Game Conductors of Finite Groups: Determinantal Torsion from Structured Payoff Probes
Abstract
We attach to a finite group $G$ and a structured payoff probe $\phi$ an integer \emph{payoff-difference lattice} $M_\phi(G)$ and its \emph{conductor} $C_\phi(G)$: the primes at which $M_\phi(G)$ loses rank modulo $p$.
Our main result is an exact computation: for any CA-group the commuting conductor is $\rad(b-1)$, where $b$ is the number of maximal abelian subgroups.
In particular, conductor primes need not divide $|G|$: the prime $3$ occurs for a $2$-group of order $64$ with $b=7$.

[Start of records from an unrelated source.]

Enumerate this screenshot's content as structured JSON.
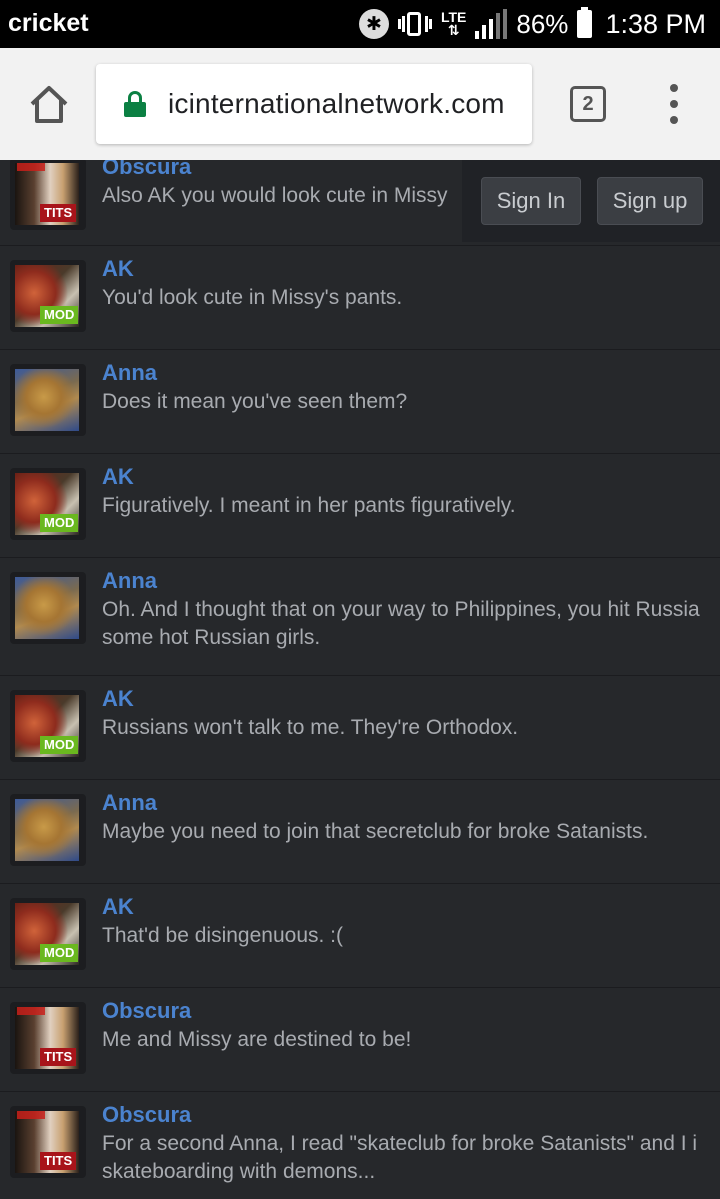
{
  "status_bar": {
    "carrier": "cricket",
    "network": "LTE",
    "battery": "86%",
    "time": "1:38 PM"
  },
  "browser": {
    "url": "icinternationalnetwork.com",
    "tab_count": "2"
  },
  "auth": {
    "sign_in": "Sign In",
    "sign_up": "Sign up"
  },
  "badges": {
    "mod": "MOD",
    "tits": "TITS"
  },
  "messages": [
    {
      "user": "Obscura",
      "badge": "TITS",
      "lines": [
        "Also AK you would look cute in Missy"
      ]
    },
    {
      "user": "AK",
      "badge": "MOD",
      "lines": [
        "You'd look cute in Missy's pants."
      ]
    },
    {
      "user": "Anna",
      "badge": "",
      "lines": [
        "Does it mean you've seen them?"
      ]
    },
    {
      "user": "AK",
      "badge": "MOD",
      "lines": [
        "Figuratively. I meant in her pants figuratively."
      ]
    },
    {
      "user": "Anna",
      "badge": "",
      "lines": [
        "Oh. And I thought that on your way to Philippines, you hit Russia",
        "some hot Russian girls."
      ]
    },
    {
      "user": "AK",
      "badge": "MOD",
      "lines": [
        "Russians won't talk to me. They're Orthodox."
      ]
    },
    {
      "user": "Anna",
      "badge": "",
      "lines": [
        "Maybe you need to join that secretclub for broke Satanists."
      ]
    },
    {
      "user": "AK",
      "badge": "MOD",
      "lines": [
        "That'd be disingenuous. :("
      ]
    },
    {
      "user": "Obscura",
      "badge": "TITS",
      "lines": [
        "Me and Missy are destined to be!"
      ]
    },
    {
      "user": "Obscura",
      "badge": "TITS",
      "lines": [
        "For a second Anna, I read \"skateclub for broke Satanists\" and I i",
        "skateboarding with demons..."
      ]
    }
  ]
}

The commuting Smith spectrum is an invariant of the isoclinism class and obeys an exact direct-product law, giving $\Ccomm(G\times H)=\Ccomm(G)\cup\Ccomm(H)$ unconditionally.
A Galois-orbit-trace character probe reads a complementary layer: an index-$2$ subgroup forces $2\in\Cchar(G)$ while no odd prime is forced, and $\Ccomm(D_{2q})=\{q\}$, $\Cchar(D_{2q})=\{2\}$ for all odd primes $q$.
Certified exhaustive computation ($|G|\le128$ commuting, $|G|\le64$ character) and a deformation-family analysis support the general program: classify the Smith torsion of the compressed centralizer-type incidence matrix $\BG$.